Qin Huang, Moyan Liu, and Upmanu Lall write:
Extreme weather events, e.g., droughts, floods, heatwaves, and freezes, are increasing in frequency and intensity, posing severe socio-economic impacts as growing populations heighten exposure to risks that conventional infrastructure cannot fully address. We propose supplementing disaster management with Weather Jiu-Jitsu: a strategy that exploits the chaotic sensitivity of mid-latitude atmospheric dynamics to redirect destructive weather trajectories through small, precisely timed perturbations guided by Finite-Time Lyapunov Exponent (FTLE) diagnostics and deep learning forecast models.
They continue:
Proof-of-concept experiments using the Aurora deep-learning Earth system model show that FTLE-guided nudges applied days before peak impact can shift a hurricane track to avoid landfall on a major city, weaken the peak intensity of a blocking-driven cold extreme, and reduce atmospheric river moisture transport under favorable upstream conditions. Control inputs remain below 2% of total system energy in idealized models, though real-world implementation will require advances in monitoring, attribution, and international governance.

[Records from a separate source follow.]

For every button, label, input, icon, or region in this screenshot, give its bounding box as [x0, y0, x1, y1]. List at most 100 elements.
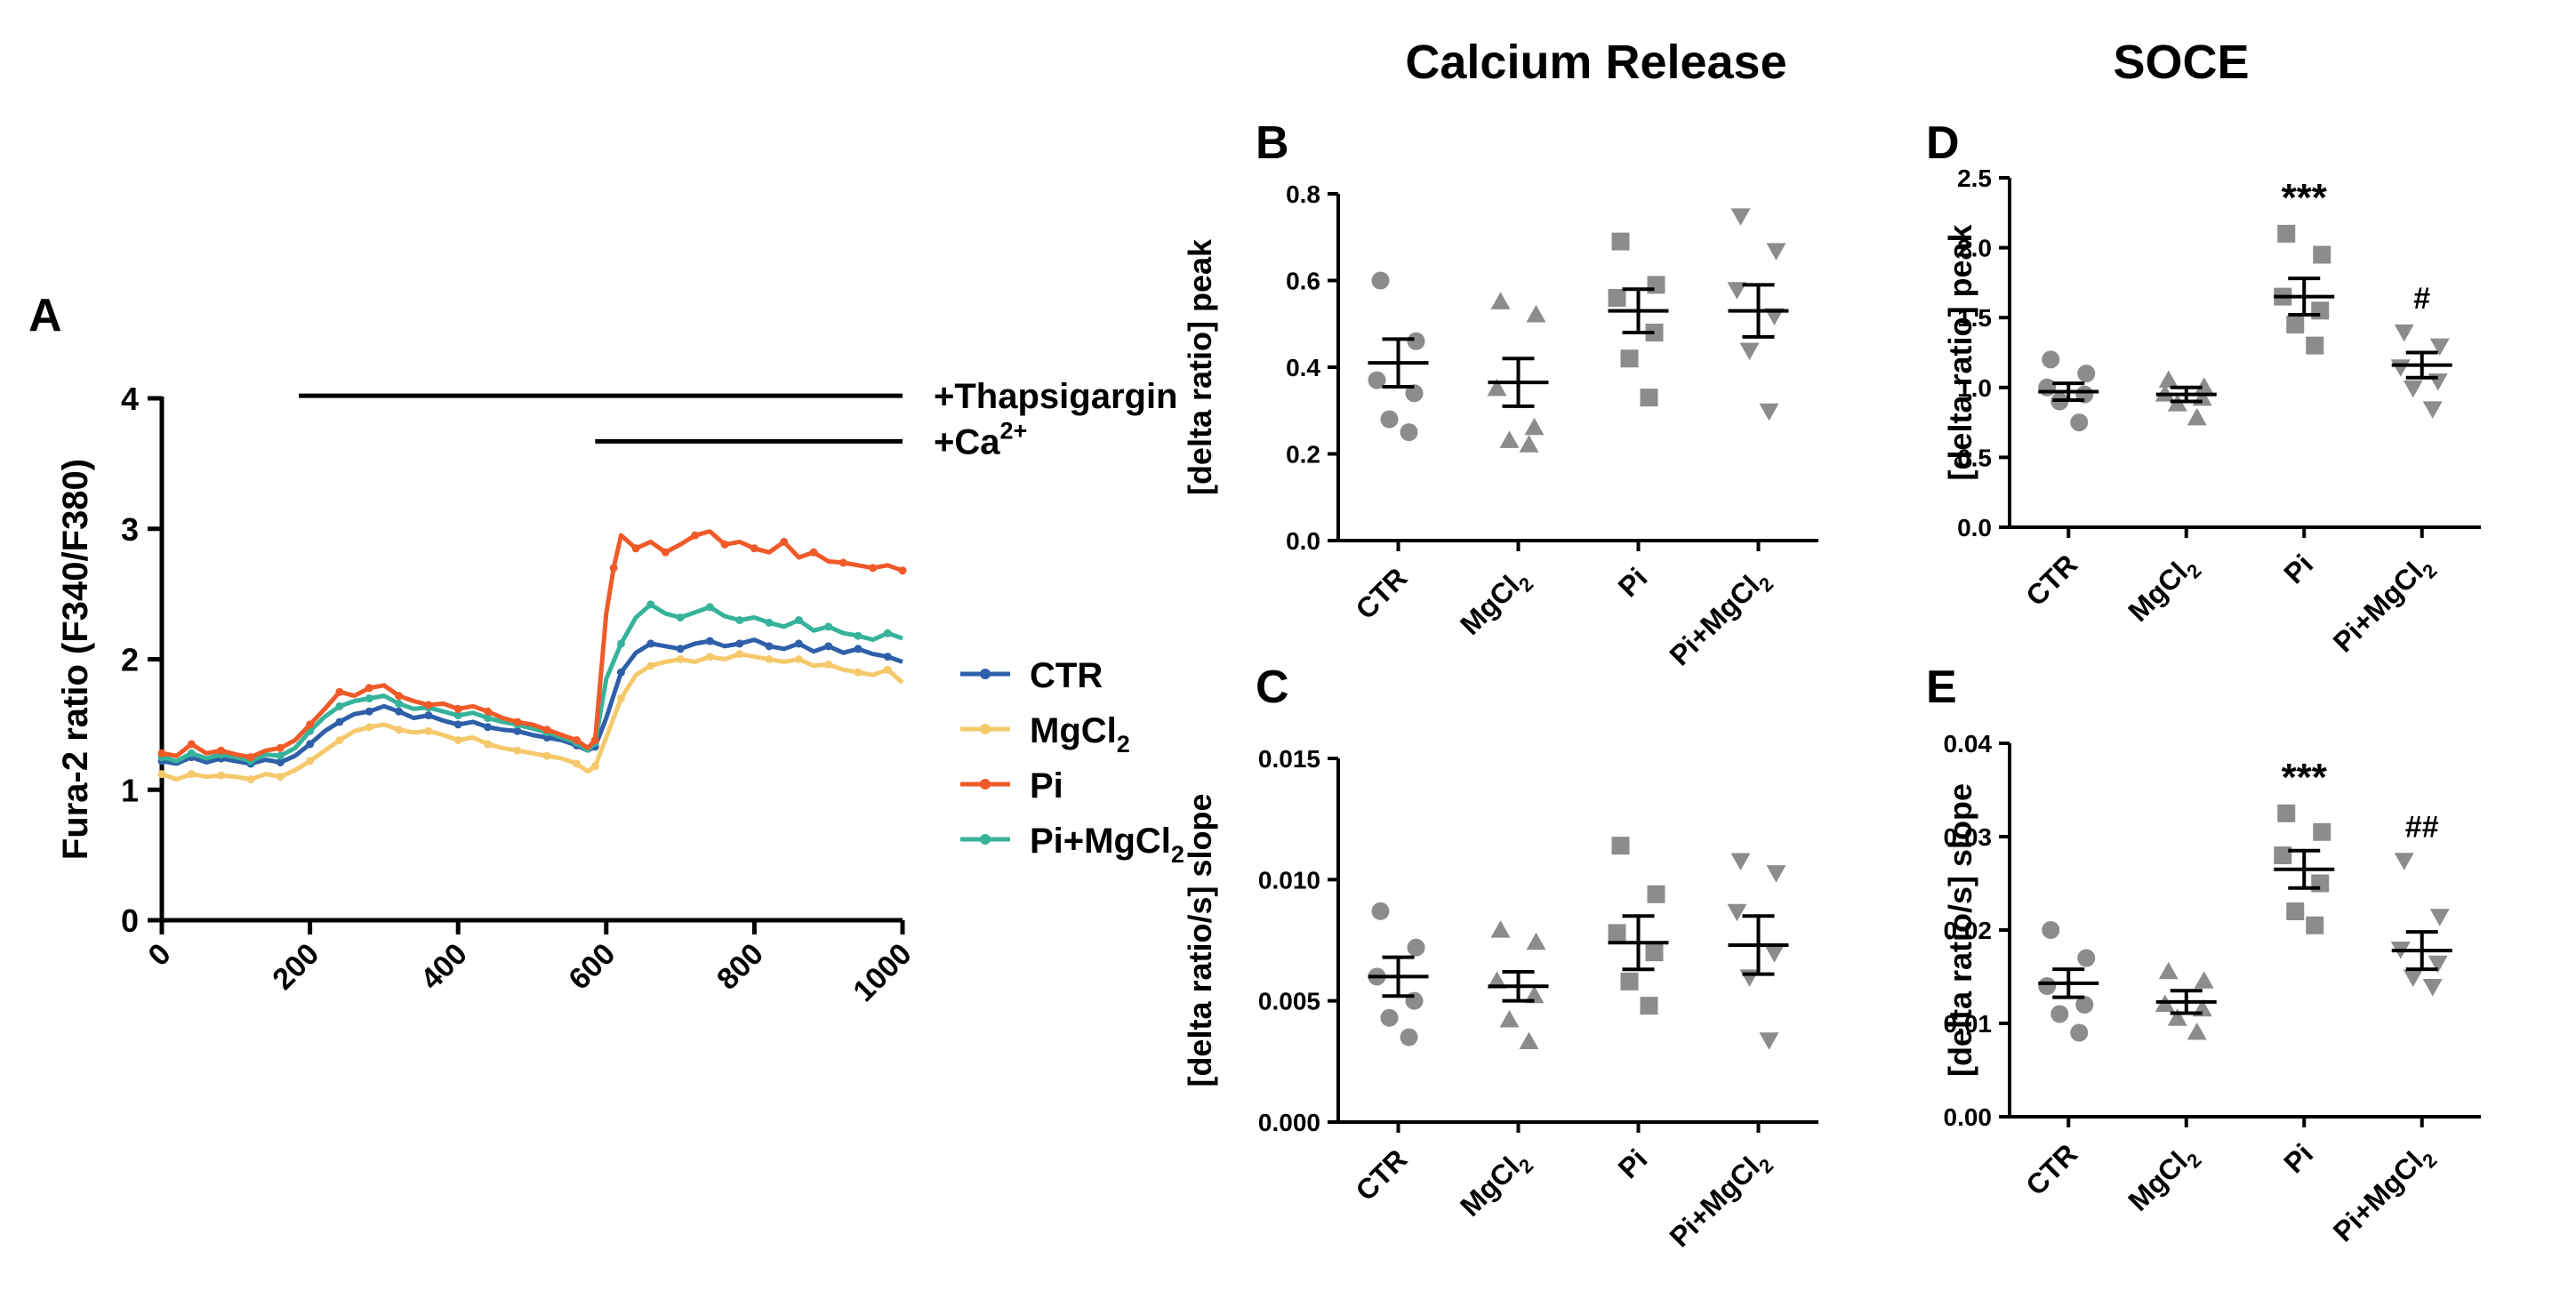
data-point [1371, 271, 1390, 290]
y-axis-label: [delta ratio/s] slope [1942, 783, 1978, 1077]
data-point [1620, 972, 1639, 990]
data-point [2042, 350, 2060, 369]
y-axis-label: [delta ratio/s] slope [1182, 793, 1218, 1087]
data-point [2194, 377, 2214, 395]
data-point [2306, 916, 2324, 934]
data-point [2077, 949, 2096, 967]
data-point [1759, 403, 1779, 421]
data-point [1380, 410, 1399, 429]
series-point [484, 714, 493, 723]
series-point [395, 699, 404, 708]
series-point [824, 660, 833, 669]
series-point [513, 746, 522, 755]
x-tick-label: Pi [1612, 561, 1654, 603]
series-point [646, 639, 655, 648]
series-point [616, 639, 625, 648]
panel-label-c: C [1256, 662, 1289, 713]
data-point [2390, 359, 2411, 377]
data-point [1526, 932, 1546, 950]
series-point [246, 753, 255, 762]
series-point [676, 645, 685, 654]
y-tick-label: 0.015 [1258, 745, 1320, 773]
data-point [1487, 971, 1507, 989]
x-tick-label: Pi+MgCl2 [1663, 1143, 1778, 1257]
data-point [2070, 413, 2089, 432]
y-tick-label: 0.2 [1286, 441, 1320, 469]
series-point [705, 603, 714, 612]
series-point [661, 548, 670, 557]
data-point [2394, 324, 2414, 342]
x-tick-label: Pi [2277, 548, 2319, 589]
significance-mark: ## [2405, 810, 2439, 844]
series-point [676, 655, 685, 663]
series-point [453, 720, 462, 729]
y-axis-label: Fura-2 ratio (F340/F380) [56, 459, 95, 860]
data-point [1620, 349, 1639, 368]
x-tick-label: MgCl2 [1454, 561, 1537, 645]
section-title-soce: SOCE [2113, 36, 2249, 89]
series-point [395, 692, 404, 701]
y-tick-label: 2.5 [1957, 164, 1992, 192]
data-point [1764, 945, 1785, 963]
data-point [2167, 1008, 2187, 1026]
x-tick-label: MgCl2 [1454, 1143, 1537, 1226]
series-point [735, 639, 744, 648]
series-point [424, 726, 433, 735]
series-point [883, 629, 892, 637]
data-point [1759, 1032, 1779, 1050]
y-tick-label: 0.03 [1944, 823, 1993, 851]
treatment-label: +Ca2+ [934, 418, 1027, 462]
data-point [2158, 961, 2179, 980]
x-tick-label: 800 [710, 937, 770, 997]
y-tick-label: 0.4 [1286, 354, 1320, 381]
series-point [306, 740, 315, 749]
data-point [1405, 384, 1424, 403]
y-tick-label: 0.010 [1258, 866, 1320, 894]
series-point [824, 642, 833, 651]
series-point [217, 771, 226, 780]
data-point [1611, 232, 1630, 251]
x-tick-label: MgCl2 [2122, 548, 2205, 631]
legend-label: CTR [1030, 656, 1103, 695]
y-tick-label: 0.0 [1286, 527, 1320, 555]
data-point [1739, 342, 1760, 360]
series-point [590, 735, 599, 744]
data-point [2077, 365, 2096, 383]
data-point [1487, 378, 1507, 397]
y-tick-label: 0.02 [1944, 917, 1993, 944]
panel-label-e: E [1926, 662, 1957, 713]
data-point [2187, 1022, 2207, 1040]
series-point [646, 600, 655, 609]
series-point [705, 637, 714, 645]
y-tick-label: 0.01 [1944, 1010, 1993, 1038]
data-point [1371, 902, 1390, 920]
y-tick-label: 0.000 [1258, 1109, 1320, 1136]
data-point [1519, 435, 1539, 453]
data-point [2187, 407, 2207, 426]
series-point [306, 757, 315, 766]
series-point [484, 707, 493, 716]
series-point [335, 718, 344, 726]
x-tick-label: 1000 [847, 937, 918, 1008]
data-point [2428, 955, 2448, 974]
series-point [794, 615, 803, 624]
series-point [794, 639, 803, 648]
section-title-calcium-release: Calcium Release [1405, 36, 1786, 89]
series-point [616, 668, 625, 677]
series-point [572, 759, 581, 768]
series-point [735, 615, 744, 624]
data-point [1647, 885, 1665, 903]
series-point [335, 735, 344, 744]
series-point [424, 701, 433, 710]
treatment-label: +Thapsigargin [934, 377, 1178, 416]
series-point [276, 743, 285, 752]
data-point [1640, 997, 1658, 1015]
series-point [276, 758, 285, 766]
x-tick-label: MgCl2 [2122, 1137, 2205, 1221]
data-point [1400, 1028, 1418, 1046]
panel-b-release-peak: B 0.0 0.2 0.4 0.6 0.8 [delta ratio] peak CTR MgC… [1182, 117, 1818, 672]
x-tick-label: 600 [562, 937, 622, 997]
legend-swatch-marker [980, 834, 991, 845]
y-tick-label: 0.04 [1944, 730, 1993, 758]
data-point [1490, 920, 1511, 938]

There are some cool ideas here. The big ideas are:
1. Small interventions early on can shift the later progression of a storm, and
2. Chaotic unpredictability can be reduced using high-tech machine learning models.
Both these two things are necessary. The first step is needed to allow this to be done with reasonable cost; the second step is needed to give it a good chance of working.

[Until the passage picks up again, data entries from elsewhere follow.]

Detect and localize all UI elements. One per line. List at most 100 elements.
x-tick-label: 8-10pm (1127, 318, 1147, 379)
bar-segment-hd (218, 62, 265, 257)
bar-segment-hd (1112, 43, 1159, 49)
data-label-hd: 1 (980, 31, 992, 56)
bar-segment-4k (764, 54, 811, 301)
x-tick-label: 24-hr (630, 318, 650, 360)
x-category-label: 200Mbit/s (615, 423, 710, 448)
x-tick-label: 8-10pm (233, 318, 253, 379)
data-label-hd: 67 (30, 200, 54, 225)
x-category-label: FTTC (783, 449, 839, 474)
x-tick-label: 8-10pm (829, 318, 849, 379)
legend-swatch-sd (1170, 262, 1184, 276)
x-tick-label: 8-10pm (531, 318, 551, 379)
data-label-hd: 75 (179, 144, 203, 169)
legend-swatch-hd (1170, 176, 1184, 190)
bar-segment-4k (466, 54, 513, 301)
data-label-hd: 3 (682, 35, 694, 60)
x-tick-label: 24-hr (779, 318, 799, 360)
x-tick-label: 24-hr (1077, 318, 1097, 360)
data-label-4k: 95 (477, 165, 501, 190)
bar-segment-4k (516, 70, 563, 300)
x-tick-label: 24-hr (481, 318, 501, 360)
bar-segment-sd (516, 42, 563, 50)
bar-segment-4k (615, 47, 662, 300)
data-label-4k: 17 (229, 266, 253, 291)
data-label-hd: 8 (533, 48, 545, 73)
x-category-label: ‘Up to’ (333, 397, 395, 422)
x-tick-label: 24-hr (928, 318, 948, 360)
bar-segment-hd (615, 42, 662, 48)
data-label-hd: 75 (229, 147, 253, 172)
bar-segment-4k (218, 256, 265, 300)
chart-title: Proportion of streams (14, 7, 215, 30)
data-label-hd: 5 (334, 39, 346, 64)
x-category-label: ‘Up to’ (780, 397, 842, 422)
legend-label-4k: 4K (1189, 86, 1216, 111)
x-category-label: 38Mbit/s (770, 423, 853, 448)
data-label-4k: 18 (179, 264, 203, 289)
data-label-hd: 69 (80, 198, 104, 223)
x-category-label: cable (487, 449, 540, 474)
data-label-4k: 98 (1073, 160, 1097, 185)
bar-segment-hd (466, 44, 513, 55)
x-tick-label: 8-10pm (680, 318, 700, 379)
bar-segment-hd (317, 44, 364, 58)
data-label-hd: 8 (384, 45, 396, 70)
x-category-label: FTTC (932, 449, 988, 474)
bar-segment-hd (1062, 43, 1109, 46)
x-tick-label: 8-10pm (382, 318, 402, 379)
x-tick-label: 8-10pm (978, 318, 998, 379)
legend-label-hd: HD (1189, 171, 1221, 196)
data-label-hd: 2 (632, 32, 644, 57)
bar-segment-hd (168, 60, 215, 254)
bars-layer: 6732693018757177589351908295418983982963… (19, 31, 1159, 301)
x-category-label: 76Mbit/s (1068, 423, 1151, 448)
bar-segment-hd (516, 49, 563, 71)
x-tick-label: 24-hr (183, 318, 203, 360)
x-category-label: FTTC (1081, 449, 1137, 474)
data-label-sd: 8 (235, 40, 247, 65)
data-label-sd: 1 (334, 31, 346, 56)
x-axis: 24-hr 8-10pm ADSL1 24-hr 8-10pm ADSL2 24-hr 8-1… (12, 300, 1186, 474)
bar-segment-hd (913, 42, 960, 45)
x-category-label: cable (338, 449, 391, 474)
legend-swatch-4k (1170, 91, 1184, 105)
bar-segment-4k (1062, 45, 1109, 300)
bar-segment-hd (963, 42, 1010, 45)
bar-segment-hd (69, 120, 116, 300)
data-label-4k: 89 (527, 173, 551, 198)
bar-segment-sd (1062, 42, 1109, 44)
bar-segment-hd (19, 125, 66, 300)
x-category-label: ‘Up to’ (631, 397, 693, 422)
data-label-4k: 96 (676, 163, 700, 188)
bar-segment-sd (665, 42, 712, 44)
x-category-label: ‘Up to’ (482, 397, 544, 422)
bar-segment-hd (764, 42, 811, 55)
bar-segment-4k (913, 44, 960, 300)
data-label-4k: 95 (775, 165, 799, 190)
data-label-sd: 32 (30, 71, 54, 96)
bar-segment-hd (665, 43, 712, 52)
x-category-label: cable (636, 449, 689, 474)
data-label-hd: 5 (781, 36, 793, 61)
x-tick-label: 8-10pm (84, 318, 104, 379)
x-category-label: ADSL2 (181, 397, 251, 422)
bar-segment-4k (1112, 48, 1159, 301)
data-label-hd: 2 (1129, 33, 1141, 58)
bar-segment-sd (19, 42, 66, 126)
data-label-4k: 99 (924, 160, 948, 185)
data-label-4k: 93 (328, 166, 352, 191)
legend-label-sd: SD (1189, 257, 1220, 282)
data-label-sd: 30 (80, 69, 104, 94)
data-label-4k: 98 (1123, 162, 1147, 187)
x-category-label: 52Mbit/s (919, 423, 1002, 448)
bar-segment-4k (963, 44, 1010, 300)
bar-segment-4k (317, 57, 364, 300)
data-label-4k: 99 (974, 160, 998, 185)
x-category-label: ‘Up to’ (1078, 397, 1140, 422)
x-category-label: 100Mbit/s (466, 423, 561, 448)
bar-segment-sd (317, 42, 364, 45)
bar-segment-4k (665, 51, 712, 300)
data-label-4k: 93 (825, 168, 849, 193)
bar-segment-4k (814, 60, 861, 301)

The other cool thing involves cloud seeding. As I understand it, a big hope of the 1950s was idea of seeding clouds to get rain when you want it–but it didn’t really work, because you can’t get it to rain when the water isn’t there. (I’m sure I’m butchering the science here; sorry!) But this new plan is different because you’d be seeding the clouds over the ocean, and the point is not to get it to rain right there but rather to slightly shift where the rain falls.

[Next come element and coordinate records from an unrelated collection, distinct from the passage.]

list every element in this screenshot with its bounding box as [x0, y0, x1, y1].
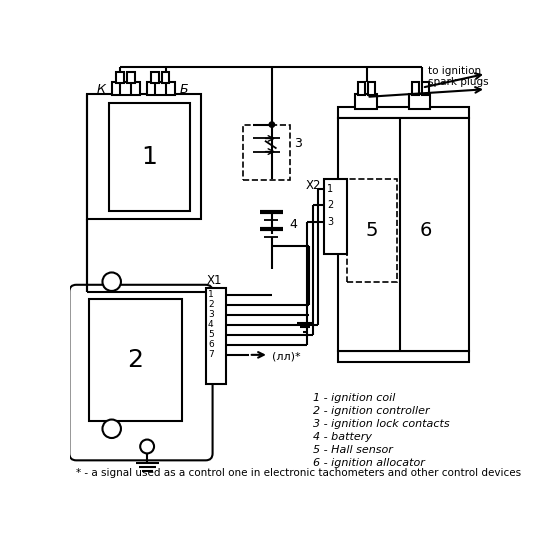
Text: Б: Б [180, 83, 189, 96]
Text: * - a signal used as a control one in electronic tachometers and other control d: * - a signal used as a control one in el… [75, 468, 521, 478]
Bar [162, 72, 169, 83]
Bar [338, 351, 469, 362]
Text: 2 - ignition controller: 2 - ignition controller [312, 406, 430, 416]
Text: 1: 1 [327, 185, 333, 194]
Text: X1: X1 [206, 274, 222, 287]
Bar [338, 118, 469, 351]
Bar [368, 81, 375, 95]
Bar [127, 72, 135, 83]
Text: X2: X2 [306, 179, 321, 192]
Bar [409, 94, 431, 109]
Bar [87, 94, 201, 218]
Bar [109, 103, 190, 211]
Text: to ignition: to ignition [428, 66, 481, 76]
Text: 3: 3 [327, 217, 333, 228]
FancyBboxPatch shape [69, 285, 212, 461]
Text: 3 - ignition lock contacts: 3 - ignition lock contacts [312, 419, 449, 429]
Text: 3: 3 [208, 310, 214, 320]
Bar [243, 125, 290, 180]
Circle shape [269, 122, 274, 128]
Text: 6: 6 [208, 341, 214, 349]
Text: 5: 5 [366, 221, 378, 239]
Text: 1: 1 [208, 291, 214, 299]
Text: (лл)*: (лл)* [272, 351, 300, 362]
Circle shape [102, 272, 121, 291]
Bar [112, 81, 140, 95]
Text: spark plugs: spark plugs [428, 76, 489, 87]
Text: 5: 5 [208, 330, 214, 339]
Text: 6 - ignition allocator: 6 - ignition allocator [312, 458, 425, 469]
Bar [89, 300, 182, 421]
Bar [151, 72, 159, 83]
Text: 2: 2 [208, 300, 213, 309]
Bar [422, 81, 429, 95]
Circle shape [140, 440, 154, 454]
Text: 1: 1 [141, 145, 157, 169]
Text: 3: 3 [294, 137, 302, 150]
Text: 5 - Hall sensor: 5 - Hall sensor [312, 445, 393, 455]
Bar [358, 81, 365, 95]
Text: 2: 2 [327, 200, 333, 210]
Circle shape [102, 420, 121, 438]
Text: К: К [96, 83, 106, 96]
Bar [348, 179, 397, 282]
Text: 6: 6 [420, 221, 432, 239]
Bar [147, 81, 175, 95]
Bar [412, 81, 419, 95]
Text: 7: 7 [208, 350, 214, 359]
Text: 1 - ignition coil: 1 - ignition coil [312, 393, 395, 403]
Bar [117, 72, 124, 83]
Bar [338, 107, 469, 118]
Text: 2: 2 [128, 348, 144, 372]
Bar [206, 288, 225, 384]
Bar [324, 179, 348, 254]
Bar [355, 94, 377, 109]
Text: 4: 4 [290, 218, 298, 231]
Text: 4 - battery: 4 - battery [312, 432, 372, 442]
Text: 4: 4 [208, 320, 213, 329]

I can also anticipate political challenges. For example, suppose a storm is headed toward a major city, but if it were diverted it would destroy a resort frequented by rich and powerful people. This is on top of the existing moral hazard by which owners of property near the water expect to be bailed out after natural disasters.
Here are the research papers backing up the idea:
Targeted adaptive chaos control of regimes and eddy strength in two Lorenz models, by Moyan Liu, Qin Huanga, and Upmanu Lall, Chaos, Solitons and Fractals (2026).
Regime identification and control of extremes in the nonautonomous Lorenz model with chaos and intransitivity, by Moyan Liu, Qin Huanga, and Upmanu Lall, Physical Review E (2026).
Upmanu is a water engineer with big ideas. A bunch of years ago he floated the plan to expand Manhattan’s west side by a few hundred meters by taking the silt that is continuously being dredged from the Hudson River and depositing it on the shore as landfill. That never happened but it still seems like a good idea to me. It’s kind of crazy how they’ll spend billions on a single bridge or remodeled train station or whatever but whiff on the big infrastructure projects.